By Gurbir Dated: July 13, 2008 Leave a Comment

As episode 21 indicated, the power of science fiction to motivate the imagination is perhaps as strong as science itself.

1957 is known for the launch of Sputnik but it was also the year that the scientist Fred Hoyle published a science fiction novel called The Black Cloud. One of its readers in Italy would be inspired by it to  become an astronomer and embark on a career which involves the scientific study such clouds.

Professor Paola Caselli was that reader and since the autumn of 2007 has been the professor of Astronomy at the University of Leeds where Fred Hoyle had been a student. Her area of interest is the study of those regions of space of dust and gas (“dark clouds”) from which stars and planet eventually form.
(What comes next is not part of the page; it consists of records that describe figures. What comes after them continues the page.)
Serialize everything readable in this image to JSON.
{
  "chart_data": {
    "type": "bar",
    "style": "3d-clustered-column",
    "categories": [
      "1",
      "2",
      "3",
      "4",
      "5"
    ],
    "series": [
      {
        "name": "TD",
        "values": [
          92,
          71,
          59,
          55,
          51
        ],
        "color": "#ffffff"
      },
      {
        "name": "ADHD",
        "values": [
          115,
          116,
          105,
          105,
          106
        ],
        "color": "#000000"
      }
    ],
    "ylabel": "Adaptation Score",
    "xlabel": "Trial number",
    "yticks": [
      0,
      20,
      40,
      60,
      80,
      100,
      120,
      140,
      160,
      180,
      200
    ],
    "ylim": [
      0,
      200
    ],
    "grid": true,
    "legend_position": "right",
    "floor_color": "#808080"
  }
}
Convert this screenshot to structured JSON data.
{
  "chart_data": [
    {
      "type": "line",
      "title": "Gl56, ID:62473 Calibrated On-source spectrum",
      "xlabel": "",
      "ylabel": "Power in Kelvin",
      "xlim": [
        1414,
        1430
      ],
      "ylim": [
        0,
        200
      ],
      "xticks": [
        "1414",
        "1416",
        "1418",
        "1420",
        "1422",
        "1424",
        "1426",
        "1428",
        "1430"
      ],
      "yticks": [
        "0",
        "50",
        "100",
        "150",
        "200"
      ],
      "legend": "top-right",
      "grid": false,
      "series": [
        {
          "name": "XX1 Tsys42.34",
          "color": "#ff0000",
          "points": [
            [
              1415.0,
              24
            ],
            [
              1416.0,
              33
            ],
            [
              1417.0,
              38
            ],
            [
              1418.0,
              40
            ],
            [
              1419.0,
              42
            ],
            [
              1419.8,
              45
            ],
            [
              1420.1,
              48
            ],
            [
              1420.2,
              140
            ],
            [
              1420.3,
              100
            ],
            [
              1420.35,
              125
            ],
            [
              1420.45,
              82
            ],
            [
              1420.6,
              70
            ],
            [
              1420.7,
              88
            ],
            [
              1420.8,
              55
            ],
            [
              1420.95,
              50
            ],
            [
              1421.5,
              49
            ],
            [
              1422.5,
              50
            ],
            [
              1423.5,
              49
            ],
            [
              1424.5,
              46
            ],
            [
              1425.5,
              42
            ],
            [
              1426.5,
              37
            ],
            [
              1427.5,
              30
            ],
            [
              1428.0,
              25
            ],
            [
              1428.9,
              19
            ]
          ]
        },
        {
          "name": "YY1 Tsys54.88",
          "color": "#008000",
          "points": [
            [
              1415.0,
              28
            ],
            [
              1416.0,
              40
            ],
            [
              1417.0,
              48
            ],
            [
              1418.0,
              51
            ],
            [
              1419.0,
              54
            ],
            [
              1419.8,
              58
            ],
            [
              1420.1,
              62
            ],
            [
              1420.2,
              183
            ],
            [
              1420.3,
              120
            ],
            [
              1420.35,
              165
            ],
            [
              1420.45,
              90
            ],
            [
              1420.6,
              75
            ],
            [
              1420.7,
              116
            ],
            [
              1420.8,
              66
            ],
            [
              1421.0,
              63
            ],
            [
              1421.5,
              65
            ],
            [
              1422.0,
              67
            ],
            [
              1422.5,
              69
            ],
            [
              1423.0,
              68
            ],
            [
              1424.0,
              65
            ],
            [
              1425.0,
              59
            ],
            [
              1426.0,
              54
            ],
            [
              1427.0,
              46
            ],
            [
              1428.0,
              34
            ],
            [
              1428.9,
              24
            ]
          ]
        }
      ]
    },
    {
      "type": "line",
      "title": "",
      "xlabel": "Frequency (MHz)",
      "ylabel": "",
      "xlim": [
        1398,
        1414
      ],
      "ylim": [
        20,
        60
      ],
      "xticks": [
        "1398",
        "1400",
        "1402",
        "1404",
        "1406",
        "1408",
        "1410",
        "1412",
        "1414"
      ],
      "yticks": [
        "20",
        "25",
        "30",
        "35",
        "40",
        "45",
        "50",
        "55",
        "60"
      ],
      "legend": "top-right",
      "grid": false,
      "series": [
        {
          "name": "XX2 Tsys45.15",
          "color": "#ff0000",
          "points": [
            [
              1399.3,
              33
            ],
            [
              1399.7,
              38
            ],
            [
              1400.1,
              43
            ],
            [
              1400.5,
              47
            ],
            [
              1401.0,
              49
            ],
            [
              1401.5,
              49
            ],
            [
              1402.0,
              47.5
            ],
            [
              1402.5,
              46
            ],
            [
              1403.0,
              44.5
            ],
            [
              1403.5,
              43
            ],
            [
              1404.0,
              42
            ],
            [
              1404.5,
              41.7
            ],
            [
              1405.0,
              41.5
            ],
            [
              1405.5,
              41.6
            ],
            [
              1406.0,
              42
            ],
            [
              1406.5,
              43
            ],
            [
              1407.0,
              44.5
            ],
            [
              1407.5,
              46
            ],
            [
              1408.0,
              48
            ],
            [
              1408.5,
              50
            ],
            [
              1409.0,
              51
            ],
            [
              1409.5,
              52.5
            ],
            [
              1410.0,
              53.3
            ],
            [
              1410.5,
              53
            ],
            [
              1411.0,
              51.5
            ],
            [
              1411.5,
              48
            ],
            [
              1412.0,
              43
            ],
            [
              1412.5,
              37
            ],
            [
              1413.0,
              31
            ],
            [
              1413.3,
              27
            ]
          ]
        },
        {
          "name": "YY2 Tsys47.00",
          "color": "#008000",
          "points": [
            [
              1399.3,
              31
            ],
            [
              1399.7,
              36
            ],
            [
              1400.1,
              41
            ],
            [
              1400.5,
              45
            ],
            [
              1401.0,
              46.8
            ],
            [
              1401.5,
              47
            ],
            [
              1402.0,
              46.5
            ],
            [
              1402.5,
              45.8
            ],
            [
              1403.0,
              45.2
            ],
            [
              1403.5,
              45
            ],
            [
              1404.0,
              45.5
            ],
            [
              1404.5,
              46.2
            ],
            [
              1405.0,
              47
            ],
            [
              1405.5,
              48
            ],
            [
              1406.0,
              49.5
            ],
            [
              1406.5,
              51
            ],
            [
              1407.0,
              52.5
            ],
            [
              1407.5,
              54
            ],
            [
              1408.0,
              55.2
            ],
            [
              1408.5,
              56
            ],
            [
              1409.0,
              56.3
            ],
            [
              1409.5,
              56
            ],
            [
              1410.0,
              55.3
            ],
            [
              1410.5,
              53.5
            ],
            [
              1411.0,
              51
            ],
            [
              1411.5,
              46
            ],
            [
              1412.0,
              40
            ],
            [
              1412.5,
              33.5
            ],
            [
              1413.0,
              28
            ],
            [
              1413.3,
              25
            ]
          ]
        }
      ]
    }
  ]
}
Dust comes in many forms – cosmic, cometery and interplanetary dust which is responsible for the zodiacal dust we can see from Earth. Professor Caselli investigates cosmic dust grains (atoms or molecules of Silicon, Magnesium, Carbon and others) which act like magnets and help suck out the volatiles from a dust cloud in the early stages of star formation. Some of these process are probably taking place right now in the recently announced discovery of HL Tau and its associated proto planet HL Tau b.

She will be speaking on “From Interstellar Clouds to Planets: the Universal Factory“at the now famous, Leeds Astromeet on Saturday 15th November at the University of Leeds.